Even her mother had said that Ashley wanted peace after trying for years to overcome her eating disorders, according to the report.
In the end, it was Superior Court Judge Paul Armstrong who on Nov. 21, 2016, determined the woman's testimony against being force-fed was "forthright, responsive, knowing, intelligent, voluntary, steadfast and credible," according to The Daily Mail.
Armstrong compared it to similar "landmark" cases in which patients, their families and physicians were making what they considered proper, though difficult, medical decisions.

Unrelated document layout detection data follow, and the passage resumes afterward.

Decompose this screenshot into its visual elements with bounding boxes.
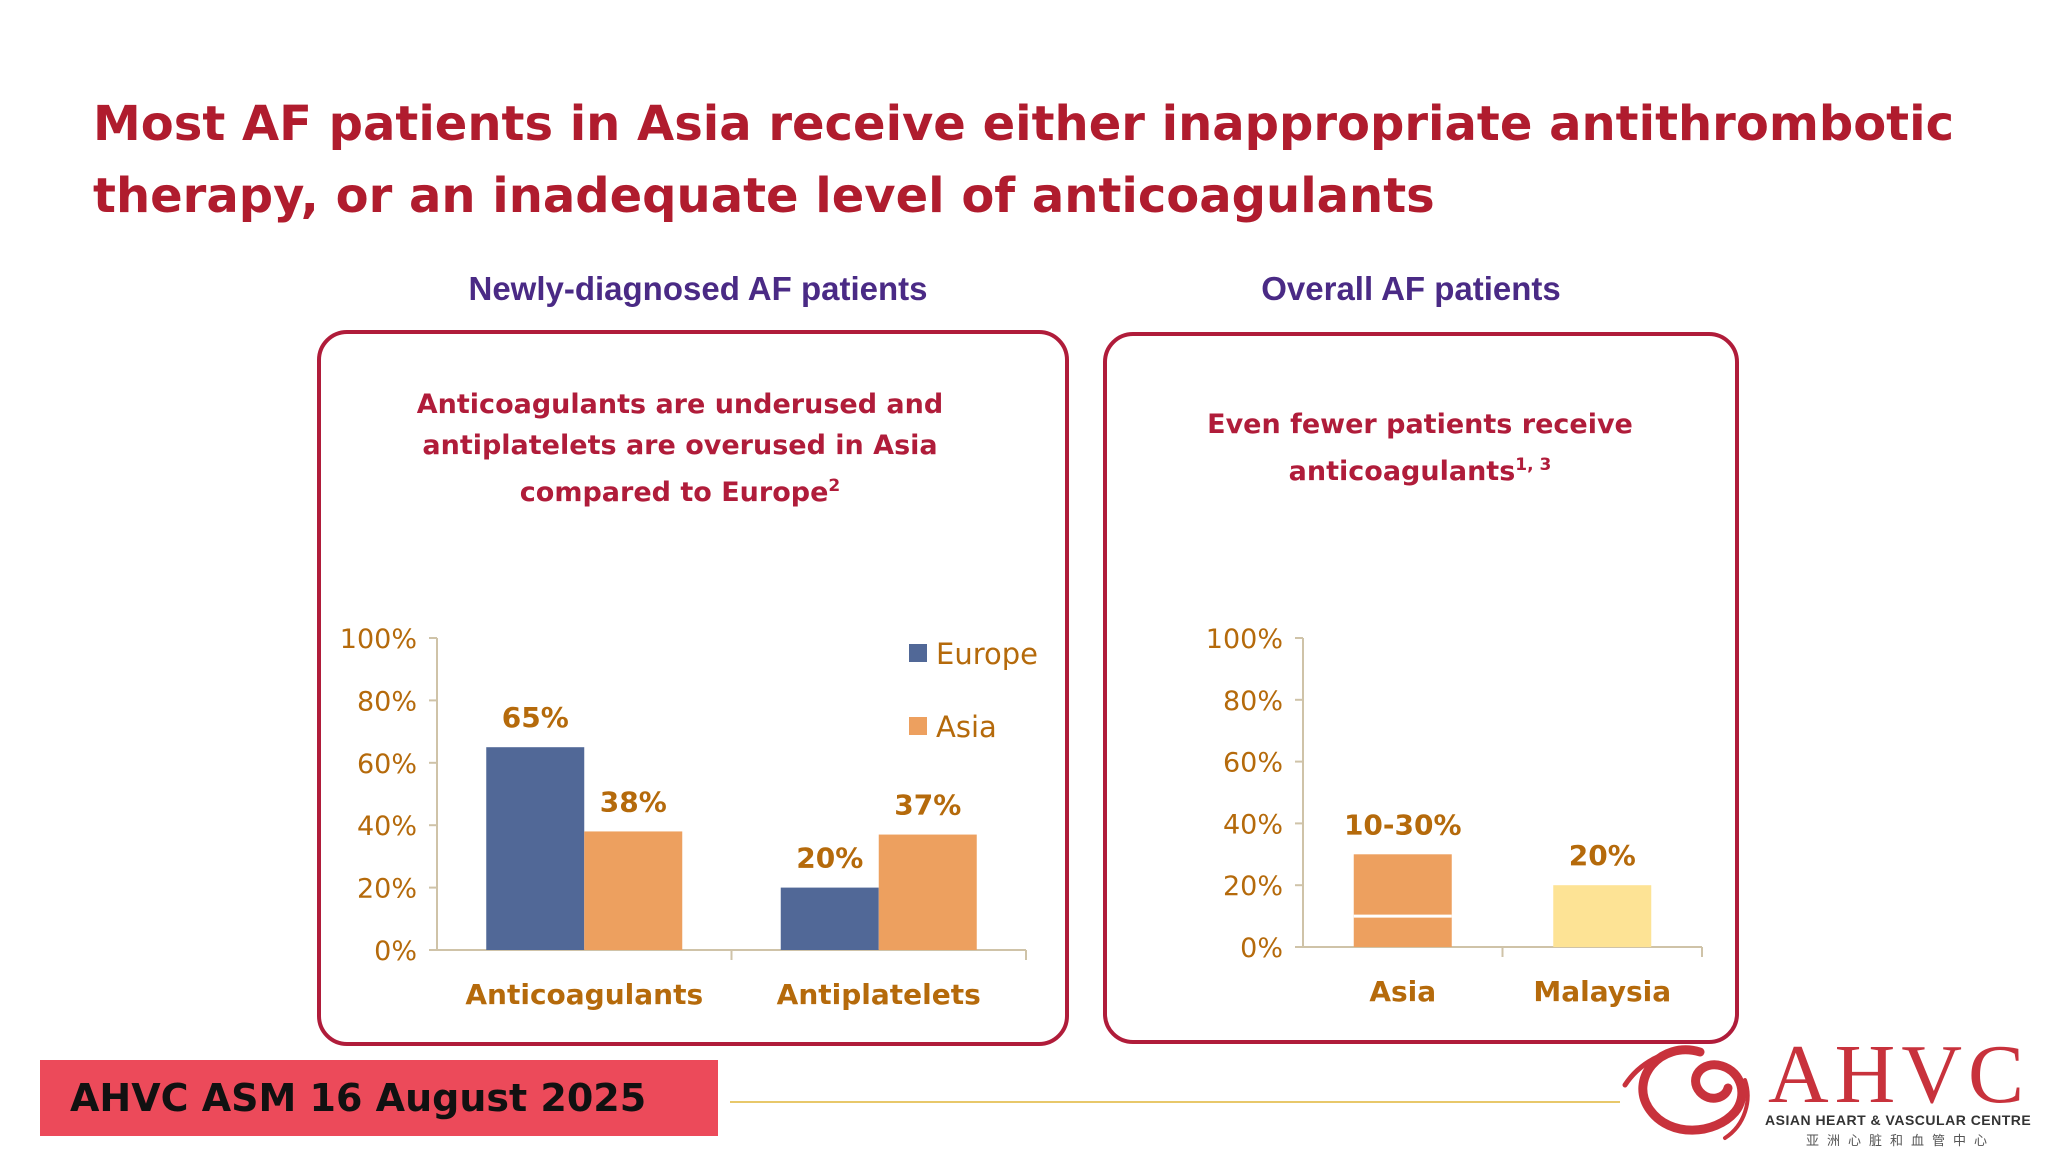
right-chart-category-label: Malaysia: [1533, 975, 1671, 1008]
right-chart-y-tick-label: 80%: [1223, 686, 1283, 717]
left-chart-legend-swatch: [909, 644, 927, 662]
right-chart-category-label: Asia: [1369, 975, 1436, 1008]
right-chart-y-tick-label: 40%: [1223, 809, 1283, 840]
left-chart-y-tick-label: 20%: [357, 874, 417, 905]
left-chart-bar-europe: [780, 887, 879, 950]
left-panel-heading: Newly-diagnosed AF patients: [468, 270, 928, 307]
footer-banner: [40, 1060, 718, 1136]
right-chart-bar-malaysia: [1553, 885, 1652, 947]
left-chart-bar-asia: [584, 831, 683, 950]
left-chart-y-tick-label: 80%: [357, 686, 417, 717]
left-chart-y-tick-label: 100%: [340, 624, 417, 655]
left-chart-legend-label: Asia: [936, 710, 997, 744]
right-panel-heading: Overall AF patients: [1261, 270, 1561, 307]
right-chart-y-tick-label: 20%: [1223, 871, 1283, 902]
right-chart-y-tick-label: 60%: [1223, 748, 1283, 779]
left-chart-category-label: Anticoagulants: [465, 978, 703, 1011]
left-chart-bar-asia: [878, 834, 977, 950]
left-panel-subtitle-text: Anticoagulants are underused and antipla…: [416, 389, 944, 508]
left-chart-data-label: 37%: [894, 789, 961, 822]
left-chart-data-label: 65%: [502, 701, 569, 734]
footer-event: AHVC ASM 16 August 2025: [70, 1076, 647, 1120]
right-chart-data-label: 10-30%: [1344, 808, 1462, 841]
right-panel-subtitle: Even fewer patients receive anticoagulan…: [1160, 404, 1680, 492]
left-panel-subtitle-ref: 2: [828, 476, 841, 496]
left-chart-category-label: Antiplatelets: [777, 978, 981, 1011]
logo-wordmark: AHVC: [1768, 1028, 2031, 1121]
left-chart-y-tick-label: 60%: [357, 749, 417, 780]
left-chart-data-label: 20%: [796, 842, 863, 875]
left-chart-legend-swatch: [909, 717, 927, 735]
left-chart-y-tick-label: 0%: [374, 936, 417, 967]
left-chart-bar-europe: [486, 747, 585, 950]
right-chart-y-tick-label: 0%: [1240, 933, 1283, 964]
left-panel-subtitle: Anticoagulants are underused and antipla…: [360, 384, 1000, 513]
right-chart-bar-asia: [1353, 854, 1452, 947]
right-panel-subtitle-ref: 1, 3: [1515, 455, 1552, 475]
right-chart-data-label: 20%: [1569, 839, 1636, 872]
slide-title: Most AF patients in Asia receive either …: [93, 96, 1955, 224]
left-chart-data-label: 38%: [600, 785, 667, 818]
logo-chinese-name: 亚洲心脏和血管中心: [1806, 1134, 1996, 1149]
right-panel-subtitle-text: Even fewer patients receive anticoagulan…: [1207, 409, 1633, 487]
left-chart-y-tick-label: 40%: [357, 811, 417, 842]
footer-divider: [730, 1101, 1620, 1103]
logo-name: ASIAN HEART & VASCULAR CENTRE: [1765, 1112, 2032, 1128]
left-chart-legend-label: Europe: [936, 637, 1038, 671]
right-chart-y-tick-label: 100%: [1206, 624, 1283, 655]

In the 1970s, as a young attorney, Armstrong represented the parents of Karen Ann Quinlan as they fought successfully to have their 21-year-old daughter removed from a ventilator so she could die, according to the report. Quinlan was in a persistent vegetative state after mixing alcohol with Valium at a party.
Armstrong said that the Quinlan case had set the standard for how right-to-die cases should be handled in New Jersey and elsewhere, allowing the patient more control. In Ashley's case, the result was similar.

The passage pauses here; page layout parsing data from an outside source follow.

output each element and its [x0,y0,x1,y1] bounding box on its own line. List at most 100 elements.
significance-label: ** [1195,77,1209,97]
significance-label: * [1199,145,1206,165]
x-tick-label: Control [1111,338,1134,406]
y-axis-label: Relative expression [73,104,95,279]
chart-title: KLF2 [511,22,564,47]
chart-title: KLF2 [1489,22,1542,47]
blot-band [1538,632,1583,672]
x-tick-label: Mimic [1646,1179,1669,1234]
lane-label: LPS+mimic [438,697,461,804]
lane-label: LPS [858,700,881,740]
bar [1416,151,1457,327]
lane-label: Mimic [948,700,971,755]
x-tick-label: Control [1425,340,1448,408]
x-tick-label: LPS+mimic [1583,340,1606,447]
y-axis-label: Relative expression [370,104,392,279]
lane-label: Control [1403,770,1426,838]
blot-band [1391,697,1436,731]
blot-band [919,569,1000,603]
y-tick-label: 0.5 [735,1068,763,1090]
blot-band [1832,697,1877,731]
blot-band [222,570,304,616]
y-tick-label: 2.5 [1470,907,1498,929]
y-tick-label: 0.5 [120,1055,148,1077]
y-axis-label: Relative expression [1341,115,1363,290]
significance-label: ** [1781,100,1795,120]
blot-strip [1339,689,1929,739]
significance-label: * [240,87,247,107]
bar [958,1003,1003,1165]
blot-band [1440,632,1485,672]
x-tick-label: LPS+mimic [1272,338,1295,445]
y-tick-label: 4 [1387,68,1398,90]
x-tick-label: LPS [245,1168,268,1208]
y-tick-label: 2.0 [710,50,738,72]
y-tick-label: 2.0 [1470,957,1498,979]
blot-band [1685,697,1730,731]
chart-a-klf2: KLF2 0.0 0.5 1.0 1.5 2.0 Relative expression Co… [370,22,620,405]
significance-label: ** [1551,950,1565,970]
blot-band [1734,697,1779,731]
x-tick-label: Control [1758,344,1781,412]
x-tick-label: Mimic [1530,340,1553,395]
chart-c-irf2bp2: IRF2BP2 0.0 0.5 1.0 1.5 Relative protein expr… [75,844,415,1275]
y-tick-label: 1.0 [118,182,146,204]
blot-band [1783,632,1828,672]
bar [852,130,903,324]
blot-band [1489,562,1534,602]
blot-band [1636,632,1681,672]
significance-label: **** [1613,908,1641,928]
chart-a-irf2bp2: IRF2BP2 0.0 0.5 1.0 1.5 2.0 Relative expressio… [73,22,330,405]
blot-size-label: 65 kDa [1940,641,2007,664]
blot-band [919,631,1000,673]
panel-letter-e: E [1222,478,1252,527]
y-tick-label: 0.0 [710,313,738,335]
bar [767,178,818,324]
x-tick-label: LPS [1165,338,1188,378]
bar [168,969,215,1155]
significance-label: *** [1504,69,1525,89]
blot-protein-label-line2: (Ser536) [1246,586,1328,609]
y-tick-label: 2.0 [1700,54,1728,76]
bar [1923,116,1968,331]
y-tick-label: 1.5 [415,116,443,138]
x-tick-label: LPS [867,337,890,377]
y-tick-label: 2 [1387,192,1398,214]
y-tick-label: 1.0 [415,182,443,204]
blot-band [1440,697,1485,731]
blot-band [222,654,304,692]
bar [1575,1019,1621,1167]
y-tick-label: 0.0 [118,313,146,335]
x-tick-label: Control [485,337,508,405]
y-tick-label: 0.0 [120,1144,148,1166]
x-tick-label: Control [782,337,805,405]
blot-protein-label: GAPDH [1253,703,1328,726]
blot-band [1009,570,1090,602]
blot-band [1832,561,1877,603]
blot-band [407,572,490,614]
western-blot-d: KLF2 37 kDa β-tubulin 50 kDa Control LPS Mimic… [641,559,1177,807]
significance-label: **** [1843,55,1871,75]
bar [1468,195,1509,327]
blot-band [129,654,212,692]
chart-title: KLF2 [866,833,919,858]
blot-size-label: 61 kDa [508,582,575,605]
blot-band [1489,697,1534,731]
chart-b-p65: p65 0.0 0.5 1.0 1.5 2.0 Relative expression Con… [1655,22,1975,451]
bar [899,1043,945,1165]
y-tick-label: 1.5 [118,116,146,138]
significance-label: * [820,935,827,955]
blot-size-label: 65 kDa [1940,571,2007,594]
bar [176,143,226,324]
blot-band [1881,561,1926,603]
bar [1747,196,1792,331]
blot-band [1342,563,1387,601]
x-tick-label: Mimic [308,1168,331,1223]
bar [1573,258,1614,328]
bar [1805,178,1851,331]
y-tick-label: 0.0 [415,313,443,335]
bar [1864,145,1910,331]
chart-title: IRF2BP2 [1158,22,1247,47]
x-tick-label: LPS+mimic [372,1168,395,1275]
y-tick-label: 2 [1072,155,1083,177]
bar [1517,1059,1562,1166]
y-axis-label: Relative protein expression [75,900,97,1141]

"What emanated from the Quinlan case was the hospice movement," he told nj.com. "We set a standard for how we care for one another at the end of life. Now, every state in the nation has living wills for people."

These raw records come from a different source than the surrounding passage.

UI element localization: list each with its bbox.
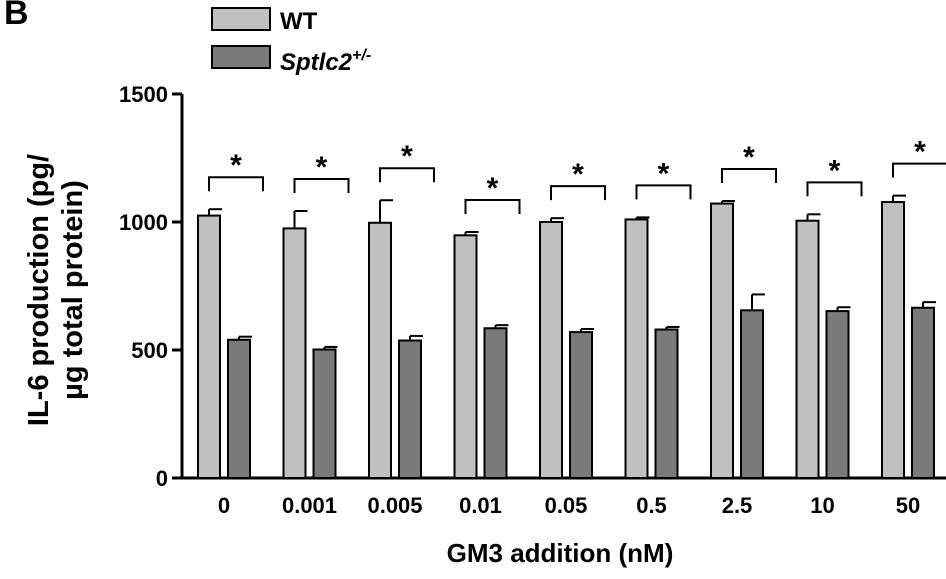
significance-star: * xyxy=(572,158,584,191)
bar xyxy=(624,218,649,479)
panel-label: B xyxy=(4,0,29,32)
x-tick-label: 50 xyxy=(896,493,920,518)
y-tick-label: 500 xyxy=(131,338,168,363)
significance-star: * xyxy=(914,136,926,169)
bar xyxy=(453,234,478,479)
significance-star: * xyxy=(829,154,841,187)
bar xyxy=(881,201,905,479)
significance-bracket xyxy=(806,181,863,197)
y-axis-title-line1: IL-6 production (pg/ xyxy=(23,154,55,426)
legend-label-wt: WT xyxy=(280,8,318,35)
axes: 0 500 1000 1500 0 0.001 0.005 0.01 0.05 0.5 2.5 10 5… xyxy=(119,82,946,518)
bar xyxy=(825,310,850,480)
significance-bracket xyxy=(293,177,350,193)
x-tick-label: 0.5 xyxy=(636,493,667,518)
bar xyxy=(398,339,422,480)
y-axis-title-line2: µg total protein) xyxy=(57,180,89,400)
significance-bracket xyxy=(635,184,692,200)
significance-star: * xyxy=(401,140,413,173)
x-tick-label: 2.5 xyxy=(722,493,753,518)
legend-swatch-wt xyxy=(211,7,271,31)
bar xyxy=(740,309,764,479)
significance-bracket xyxy=(379,167,435,183)
legend-label-sptlc2: Sptlc2+/- xyxy=(280,47,371,76)
bar xyxy=(282,227,307,479)
significance-bracket xyxy=(464,198,521,214)
y-tick-label: 0 xyxy=(156,466,168,491)
bar xyxy=(710,202,734,479)
bar xyxy=(197,214,221,479)
x-tick-label: 0 xyxy=(218,493,230,518)
y-axis-title: IL-6 production (pg/ µg total protein) xyxy=(23,154,89,426)
x-tick-label: 0.01 xyxy=(459,493,502,518)
bar xyxy=(569,331,593,479)
significance-star: * xyxy=(316,151,328,184)
bar xyxy=(483,327,508,479)
x-tick-label: 0.005 xyxy=(367,493,422,518)
significance-bracket xyxy=(550,185,606,201)
significance-brackets: * * * * * * * * * xyxy=(208,136,946,214)
x-tick-label: 0.05 xyxy=(545,493,588,518)
bar xyxy=(911,306,935,480)
significance-star: * xyxy=(658,157,670,190)
significance-star: * xyxy=(230,149,242,182)
significance-star: * xyxy=(487,172,499,205)
legend-label-sptlc2-base: Sptlc2 xyxy=(280,49,353,76)
bar xyxy=(227,338,251,480)
bar xyxy=(312,348,337,479)
significance-star: * xyxy=(743,141,755,174)
significance-bracket xyxy=(892,162,946,178)
significance-bracket xyxy=(208,176,264,192)
bar xyxy=(539,221,563,479)
x-axis-title: GM3 addition (nM) xyxy=(447,538,674,568)
legend-swatch-sptlc2 xyxy=(211,45,271,69)
bar xyxy=(368,221,392,479)
y-tick-label: 1500 xyxy=(119,82,168,107)
x-tick-label: 0.001 xyxy=(282,493,337,518)
bar xyxy=(654,328,679,479)
bar xyxy=(795,219,820,479)
y-tick-label: 1000 xyxy=(119,210,168,235)
significance-bracket xyxy=(721,168,777,184)
legend-label-sptlc2-sup: +/- xyxy=(352,47,371,64)
x-tick-label: 10 xyxy=(810,493,834,518)
bars xyxy=(197,194,936,480)
legend: WT Sptlc2+/- xyxy=(211,7,371,76)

The state Department of Human Services, however, wanted Ashley to be force-fed through a tube and assisted through an experimental program of Ketamine use to treat her depression, the Daily Record reported.
In June 2016, she was tube fed at Morristown Medical Center and gained weight – but the process damaged her heart, the Daily Record reported.
The judge said that those around her agreed it is in A.G.'s best interests to "be transferred to a palliative care unit at the hospital where she won't be force-fed," the Daily Record reported.